Clearly that wasn’t enough to win the West, because in February, Biden announced during a local campaign stop in Culver City that he was speeding up the loan cancellations by six months. And in early April, the president announced a much bigger program of student loan forgiveness while campaigning in the battleground state of Wisconsin, where an Emerson College poll in mid-March showed him trailing former president Donald Trump by 4 points.

Biden said the new plan will “relieve student debt for more than 30 million Americans.” Ten million voters ― sorry, borrowers ― would enjoy a debt cancellation of $5,000 or more. Four million people would have their debt completely erased.

All courtesy of you, the taxpayer, filing your Form 1040 even as we speak.

You’re being robbed like a stagecoach.

Back at the Hole-in-the-Wall hideout, Biden’s gang explained to reporters that this plan is carefully designed to get around the Supreme Court’s objections to the last plan. But already 18 states have formed a posse and filed a lawsuit to block it.

It wouldn’t be struck down until long after the November election, so those 30 million borrowers who believe they will get free money can continue to believe it all the way to the ballot box.

Biden’s lawlessness doesn’t end with student debt. He is using the Environmental Protection Agency to finalize economically damaging rules, such as emissions standards that are really EV mandates, in open defiance of the Supreme Court’s 2022 ruling in West Virginia v. EPA. In that case, the court held that agencies can’t decide major questions of national public policy by exceeding the authority that Congress has granted to them.
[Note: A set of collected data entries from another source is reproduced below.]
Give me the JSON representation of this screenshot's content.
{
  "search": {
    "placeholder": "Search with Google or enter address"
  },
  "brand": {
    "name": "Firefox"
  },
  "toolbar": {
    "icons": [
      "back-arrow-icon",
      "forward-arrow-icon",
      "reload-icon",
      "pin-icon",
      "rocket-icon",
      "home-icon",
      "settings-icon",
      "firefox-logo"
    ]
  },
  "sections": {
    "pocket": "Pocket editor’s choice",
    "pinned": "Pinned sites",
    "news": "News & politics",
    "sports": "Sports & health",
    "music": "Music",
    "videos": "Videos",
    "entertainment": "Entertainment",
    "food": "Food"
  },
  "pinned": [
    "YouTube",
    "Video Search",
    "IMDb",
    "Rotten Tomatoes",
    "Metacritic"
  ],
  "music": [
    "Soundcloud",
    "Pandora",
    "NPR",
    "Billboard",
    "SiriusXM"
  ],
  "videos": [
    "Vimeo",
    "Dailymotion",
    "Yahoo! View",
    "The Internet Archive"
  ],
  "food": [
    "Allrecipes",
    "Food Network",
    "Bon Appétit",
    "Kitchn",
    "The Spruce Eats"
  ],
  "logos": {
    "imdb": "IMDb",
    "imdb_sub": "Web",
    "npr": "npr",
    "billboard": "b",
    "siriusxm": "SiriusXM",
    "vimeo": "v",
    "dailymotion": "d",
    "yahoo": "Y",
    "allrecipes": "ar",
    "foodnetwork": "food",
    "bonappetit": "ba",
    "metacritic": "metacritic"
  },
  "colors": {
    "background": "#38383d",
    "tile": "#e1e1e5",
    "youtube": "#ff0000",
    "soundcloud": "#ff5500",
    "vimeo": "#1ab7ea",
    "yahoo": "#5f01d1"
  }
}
Another law that’s been shot full of holes by the Biden gang is the 1952 Immigration and Nationality Act. It allows the government to grant ineligible individuals “parole into the United States temporarily,” but “only on a case-by-case basis for urgent humanitarian reasons or significant public benefit.” Biden has used this “case-by-case” authorization to allow 30,000 migrants per month to fly into U.S. cities and stay for two years. The rest of the nation’s border security is so destroyed that the House just voted to impeach Homeland Security Secretary Alejandro Mayorkas.

Then there’s the lawlessness at the law-enforcing Biden Department of Justice, which last week was even too much for a Biden-appointed judge.

“Are you kidding me?” U.S. District Judge Ana Reyes asked. She was berating Justice Department attorneys who had instructed two lawyers in the DOJ’s Tax Division not to comply with subpoenas from a congressional committee investigating whether Hunter Biden received special treatment. “There’s a person in jail right now because you all brought a criminal lawsuit against him because he did not appear for a House subpoena. And now you guys are flouting those subpoenas?”

Judge Reyes was referring to former Trump adviser Peter Navarro, who did not comply with a subpoena from the Jan. 6 Committee because of concerns that testifying would violate executive privilege and the separation of powers. He was prosecuted, convicted and ordered to prison even though his appeal is still pending.

“I think it’s quite rich you guys pursue criminal investigations and put people in jail for not showing up,” Judge Reyes told the Department of Justice lawyers.

That’s how these movies usually end, with the law catching up to the outlaws. Grab some popcorn, the Mayorkas impeachment trial is about to start.